The generative AI solution was like nothing else the world had seen, becoming the fastest growing app of all time and spurring the creation of an entirely new AI industry: more than $40 billion in venture capital funding has been allocated to AI firms since 2023 began.

And much of that buzz and excitement centered around a variety of generative AI that has already become outdated and replaced by the cross-channel capabilities of new AI models, which can even start to train themselves using data recognition across modalities.

“As a natural progression, LMMs should be able to generate interleaved image-text content, such as producing vivid tutorials containing both text and images, to enable comprehensive multimodal content understanding and generation. Additionally, it would be beneficial to incorporate other modalities, such as video, audio, and other sensor data, to expand the capabilities of LMMs,” the Microsoft research stated.

“Regarding the learning process, current approaches predominantly rely on well-organized data, such as image-tag or image-text datasets. However, a more versatile model may be able to learn from various sources, including online web content and even real-world physical environments, to facilitate continuous self-evolution,” the paper added.

As reported by PYMNTS, SoftBank CEO Masayoshi Son on Wednesday (Oct. 4) said at the annual SoftBank World event that artificial general intelligence (AGI) — a computer system that can match human thought and reasoning — will be 10 times more powerful than all of humanity by the end of the decade.
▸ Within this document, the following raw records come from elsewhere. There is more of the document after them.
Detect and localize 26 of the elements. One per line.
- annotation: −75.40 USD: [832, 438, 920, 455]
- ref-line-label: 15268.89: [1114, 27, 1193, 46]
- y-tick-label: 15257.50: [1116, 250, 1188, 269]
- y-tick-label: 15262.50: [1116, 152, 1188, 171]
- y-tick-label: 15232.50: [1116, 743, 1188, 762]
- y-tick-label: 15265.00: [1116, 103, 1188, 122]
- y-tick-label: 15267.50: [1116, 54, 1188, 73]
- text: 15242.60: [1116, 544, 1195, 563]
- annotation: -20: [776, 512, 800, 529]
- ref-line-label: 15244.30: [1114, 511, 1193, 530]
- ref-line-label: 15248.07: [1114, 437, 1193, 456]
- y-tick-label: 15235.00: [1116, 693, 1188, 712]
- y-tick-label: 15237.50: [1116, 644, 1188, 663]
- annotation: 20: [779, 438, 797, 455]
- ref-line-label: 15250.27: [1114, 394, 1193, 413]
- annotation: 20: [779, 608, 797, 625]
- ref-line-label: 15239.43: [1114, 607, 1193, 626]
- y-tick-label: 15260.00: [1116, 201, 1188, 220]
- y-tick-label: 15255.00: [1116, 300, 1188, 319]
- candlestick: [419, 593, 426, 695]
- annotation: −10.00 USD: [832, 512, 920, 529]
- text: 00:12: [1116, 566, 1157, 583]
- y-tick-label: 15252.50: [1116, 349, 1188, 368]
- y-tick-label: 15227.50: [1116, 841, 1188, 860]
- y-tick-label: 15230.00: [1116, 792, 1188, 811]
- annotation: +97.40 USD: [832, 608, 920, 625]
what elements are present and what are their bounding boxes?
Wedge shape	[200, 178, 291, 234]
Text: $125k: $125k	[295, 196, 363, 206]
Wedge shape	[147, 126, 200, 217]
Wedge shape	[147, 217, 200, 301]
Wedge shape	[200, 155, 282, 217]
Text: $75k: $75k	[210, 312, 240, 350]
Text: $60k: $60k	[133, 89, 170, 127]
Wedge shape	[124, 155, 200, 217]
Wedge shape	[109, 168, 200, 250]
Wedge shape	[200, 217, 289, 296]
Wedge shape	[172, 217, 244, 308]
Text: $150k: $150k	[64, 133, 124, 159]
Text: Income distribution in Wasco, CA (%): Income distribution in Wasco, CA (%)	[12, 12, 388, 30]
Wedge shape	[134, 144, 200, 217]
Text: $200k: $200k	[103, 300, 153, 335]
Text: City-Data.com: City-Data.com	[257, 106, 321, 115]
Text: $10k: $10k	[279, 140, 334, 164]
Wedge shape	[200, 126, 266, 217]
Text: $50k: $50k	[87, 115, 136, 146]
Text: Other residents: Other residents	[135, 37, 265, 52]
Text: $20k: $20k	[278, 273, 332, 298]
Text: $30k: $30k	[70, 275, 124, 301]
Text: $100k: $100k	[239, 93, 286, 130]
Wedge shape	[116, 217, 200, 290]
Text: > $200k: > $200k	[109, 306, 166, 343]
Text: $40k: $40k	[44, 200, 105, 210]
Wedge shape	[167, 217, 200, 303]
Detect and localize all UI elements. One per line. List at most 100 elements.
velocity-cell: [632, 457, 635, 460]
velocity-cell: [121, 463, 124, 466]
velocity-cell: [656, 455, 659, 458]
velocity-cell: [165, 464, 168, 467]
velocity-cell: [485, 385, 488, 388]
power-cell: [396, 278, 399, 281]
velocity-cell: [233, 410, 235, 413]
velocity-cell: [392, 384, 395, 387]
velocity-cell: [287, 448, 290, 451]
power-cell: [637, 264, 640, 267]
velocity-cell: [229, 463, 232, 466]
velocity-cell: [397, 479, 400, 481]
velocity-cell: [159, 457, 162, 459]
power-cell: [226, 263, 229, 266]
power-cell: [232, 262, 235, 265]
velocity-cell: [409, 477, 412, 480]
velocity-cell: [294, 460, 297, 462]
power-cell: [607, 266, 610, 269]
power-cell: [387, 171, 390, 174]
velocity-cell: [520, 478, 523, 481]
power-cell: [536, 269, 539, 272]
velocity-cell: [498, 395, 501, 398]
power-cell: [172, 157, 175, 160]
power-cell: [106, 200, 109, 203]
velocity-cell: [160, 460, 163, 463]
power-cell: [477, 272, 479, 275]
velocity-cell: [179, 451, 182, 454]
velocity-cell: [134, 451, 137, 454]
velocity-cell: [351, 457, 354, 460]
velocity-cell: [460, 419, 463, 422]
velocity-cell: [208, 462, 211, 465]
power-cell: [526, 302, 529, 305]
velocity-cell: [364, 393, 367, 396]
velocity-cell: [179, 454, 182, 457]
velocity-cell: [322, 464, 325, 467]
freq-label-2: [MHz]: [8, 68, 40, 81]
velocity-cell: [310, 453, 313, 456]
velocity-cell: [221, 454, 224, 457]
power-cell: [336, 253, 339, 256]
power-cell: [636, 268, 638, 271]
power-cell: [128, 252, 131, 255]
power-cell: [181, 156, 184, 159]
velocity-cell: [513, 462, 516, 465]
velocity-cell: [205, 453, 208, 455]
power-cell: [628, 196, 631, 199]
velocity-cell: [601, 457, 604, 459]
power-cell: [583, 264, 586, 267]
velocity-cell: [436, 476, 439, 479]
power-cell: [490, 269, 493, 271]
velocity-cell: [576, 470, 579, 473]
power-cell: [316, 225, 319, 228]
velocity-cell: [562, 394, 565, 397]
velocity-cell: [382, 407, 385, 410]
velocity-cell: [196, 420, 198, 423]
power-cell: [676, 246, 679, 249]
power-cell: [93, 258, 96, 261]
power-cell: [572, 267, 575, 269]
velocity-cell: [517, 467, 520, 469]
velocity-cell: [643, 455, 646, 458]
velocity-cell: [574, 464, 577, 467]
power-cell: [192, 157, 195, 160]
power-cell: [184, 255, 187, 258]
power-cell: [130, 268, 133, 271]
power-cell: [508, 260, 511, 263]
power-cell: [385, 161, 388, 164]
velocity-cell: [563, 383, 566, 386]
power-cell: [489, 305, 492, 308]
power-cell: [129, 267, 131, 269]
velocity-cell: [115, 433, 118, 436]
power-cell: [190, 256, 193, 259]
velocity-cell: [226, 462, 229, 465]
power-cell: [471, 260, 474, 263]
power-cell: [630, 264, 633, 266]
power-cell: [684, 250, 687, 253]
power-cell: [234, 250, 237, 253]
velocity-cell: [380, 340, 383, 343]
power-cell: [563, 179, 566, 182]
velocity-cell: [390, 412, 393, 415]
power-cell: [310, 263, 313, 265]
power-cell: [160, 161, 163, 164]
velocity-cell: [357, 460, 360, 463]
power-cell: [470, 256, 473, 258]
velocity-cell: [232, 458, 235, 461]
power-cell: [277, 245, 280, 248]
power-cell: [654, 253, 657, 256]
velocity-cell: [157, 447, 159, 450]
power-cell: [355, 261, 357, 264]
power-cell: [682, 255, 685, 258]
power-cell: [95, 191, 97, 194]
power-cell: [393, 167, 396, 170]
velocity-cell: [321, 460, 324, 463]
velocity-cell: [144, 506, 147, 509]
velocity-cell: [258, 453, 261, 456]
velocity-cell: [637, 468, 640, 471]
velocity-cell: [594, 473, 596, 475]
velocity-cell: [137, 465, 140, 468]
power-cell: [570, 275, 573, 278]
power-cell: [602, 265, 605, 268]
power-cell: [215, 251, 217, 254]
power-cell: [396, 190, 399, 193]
“Do you want to be a goldfish?” Son asked, arguing that people who avoid AI and those who use it will be as different as apes and humans in intellectual abilities.

Mustafa Suleyman, co-founder of DeepMind and Inflection AI, said in September that “The third wave [of AI] will be the interactive phase. That’s why I’ve bet for a long time that conversation is the future interface. You know, instead of just clicking on buttons and typing, you’re going to talk to your AI.”

Read more: Google and Microsoft Spar Over Training Rights to AI Data

The Future of AI Will Be Hyper-Specialist vs Hyper-Generalist

Still, despite the revolutionary promise of LMMs and their multimodal capabilities, building an AI model that is capable of everything is an incredibly expensive endeavor.

High computing costs and data constraints limit all but the most well-funded organizations from embarking on building out those phase shift foundational models meant to one day mimic and scale the boundless capabilities of the human mind.

These costs, however, have spurred the proliferation of smaller models trained on specific data sets to do specific things — and they promise to have revolutionary applications in everything from accounting to healthcare and drug discovery.

Fine-tuning foundation models with fit-for-purpose data represents a new way for AI to be democratized, and for solutions to have a greater, more focused impact.

According to a count done by the open source AI startup Hugging Face, around 1,500 versions of such fine-tuned models exist.